Brazil_bandeau

Happy Monty Monday !

Ou comment gérer un réveil difficile après un rêve de pêche à l’éperlan en t-shirt sur la banquise (apparemment, il semble que j’ai eu un poil trop chaud).

Ou comment faire avec l’absence de temps pour digérer une fort jolie semaine de musique bien dense ; et la nécessité de zapper promptement et de remettre très vite le nez dans le guidon, parce que la préparation du prochain concert qui commence dès demain matin s’annonce pas mal touffue aussi.

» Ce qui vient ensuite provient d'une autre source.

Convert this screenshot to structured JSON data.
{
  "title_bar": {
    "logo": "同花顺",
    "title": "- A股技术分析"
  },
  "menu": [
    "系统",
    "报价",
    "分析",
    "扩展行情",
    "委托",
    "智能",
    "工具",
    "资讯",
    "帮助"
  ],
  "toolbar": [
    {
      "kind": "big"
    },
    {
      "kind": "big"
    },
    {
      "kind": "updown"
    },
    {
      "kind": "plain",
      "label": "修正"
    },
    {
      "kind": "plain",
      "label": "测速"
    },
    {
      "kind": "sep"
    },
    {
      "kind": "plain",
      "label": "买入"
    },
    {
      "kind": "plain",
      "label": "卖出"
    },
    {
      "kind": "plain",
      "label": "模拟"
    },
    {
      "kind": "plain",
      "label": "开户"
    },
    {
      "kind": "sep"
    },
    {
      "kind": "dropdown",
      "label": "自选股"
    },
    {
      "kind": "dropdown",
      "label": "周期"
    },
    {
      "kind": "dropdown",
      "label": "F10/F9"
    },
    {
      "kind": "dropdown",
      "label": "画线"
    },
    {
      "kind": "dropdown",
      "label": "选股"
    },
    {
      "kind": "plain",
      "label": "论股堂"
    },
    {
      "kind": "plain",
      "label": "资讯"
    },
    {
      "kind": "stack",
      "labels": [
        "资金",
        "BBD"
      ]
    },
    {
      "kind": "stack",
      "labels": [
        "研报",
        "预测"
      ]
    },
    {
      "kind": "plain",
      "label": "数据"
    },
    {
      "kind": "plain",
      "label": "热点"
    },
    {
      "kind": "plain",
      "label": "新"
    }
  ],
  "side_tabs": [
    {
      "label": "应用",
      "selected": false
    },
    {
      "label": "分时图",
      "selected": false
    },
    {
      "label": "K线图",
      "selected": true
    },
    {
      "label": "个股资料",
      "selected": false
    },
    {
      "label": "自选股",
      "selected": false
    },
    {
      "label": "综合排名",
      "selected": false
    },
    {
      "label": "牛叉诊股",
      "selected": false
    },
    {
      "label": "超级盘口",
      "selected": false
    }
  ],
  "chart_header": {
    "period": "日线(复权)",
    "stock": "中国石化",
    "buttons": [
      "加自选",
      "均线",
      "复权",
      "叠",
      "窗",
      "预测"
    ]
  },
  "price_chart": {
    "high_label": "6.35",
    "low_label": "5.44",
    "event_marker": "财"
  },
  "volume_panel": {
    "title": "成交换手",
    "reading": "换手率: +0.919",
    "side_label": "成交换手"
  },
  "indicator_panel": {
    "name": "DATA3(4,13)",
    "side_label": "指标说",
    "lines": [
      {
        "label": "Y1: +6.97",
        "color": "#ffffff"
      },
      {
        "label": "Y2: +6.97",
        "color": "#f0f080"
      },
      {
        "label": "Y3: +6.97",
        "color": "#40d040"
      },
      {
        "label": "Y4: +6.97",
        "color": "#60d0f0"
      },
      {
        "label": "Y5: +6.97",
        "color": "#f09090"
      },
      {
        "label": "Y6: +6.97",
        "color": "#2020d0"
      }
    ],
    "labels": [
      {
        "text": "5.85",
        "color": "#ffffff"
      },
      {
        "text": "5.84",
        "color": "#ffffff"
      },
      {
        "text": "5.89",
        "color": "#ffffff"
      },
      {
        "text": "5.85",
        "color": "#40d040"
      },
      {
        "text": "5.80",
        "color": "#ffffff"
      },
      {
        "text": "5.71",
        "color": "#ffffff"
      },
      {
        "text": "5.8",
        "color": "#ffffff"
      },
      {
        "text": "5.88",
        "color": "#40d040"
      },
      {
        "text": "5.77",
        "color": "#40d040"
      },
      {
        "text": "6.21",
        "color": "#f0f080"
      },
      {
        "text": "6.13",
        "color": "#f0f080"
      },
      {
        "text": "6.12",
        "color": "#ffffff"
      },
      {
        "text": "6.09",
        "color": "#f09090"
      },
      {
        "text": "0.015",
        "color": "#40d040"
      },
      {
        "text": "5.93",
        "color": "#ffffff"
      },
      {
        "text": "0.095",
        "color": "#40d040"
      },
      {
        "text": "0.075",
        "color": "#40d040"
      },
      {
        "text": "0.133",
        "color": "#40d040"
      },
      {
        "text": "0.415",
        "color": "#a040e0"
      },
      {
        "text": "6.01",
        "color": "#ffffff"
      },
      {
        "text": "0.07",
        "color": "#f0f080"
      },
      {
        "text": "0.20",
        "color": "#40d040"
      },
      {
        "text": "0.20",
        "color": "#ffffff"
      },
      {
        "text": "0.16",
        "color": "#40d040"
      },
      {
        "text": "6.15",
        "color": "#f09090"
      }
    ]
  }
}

Car oui, on joue beaucoup au bureau par les temps qui courent, et ça va même empirer dangereusement (j’envisage même de dormir dans mes fringues de concert, tiens).

Quoi, ça se voit tant que ça que j’ai revu Brazil tout récemment ?

Avant d’aller récupérer Marcel qui est rentré de Barcelone dans son coin (j’essaye d’apprendre à ce violon à gagner en indépendance et travailler sans moi), avant de commencer dare-dare à gratter ma Pathétique de Tchaïkovsk, je te livre la biographie du compositeur vue par le grand Terry Gilliam et ses acolytes dans cet ouvrage. Parce qu’au moins quand je rigole je ne m’endors pas.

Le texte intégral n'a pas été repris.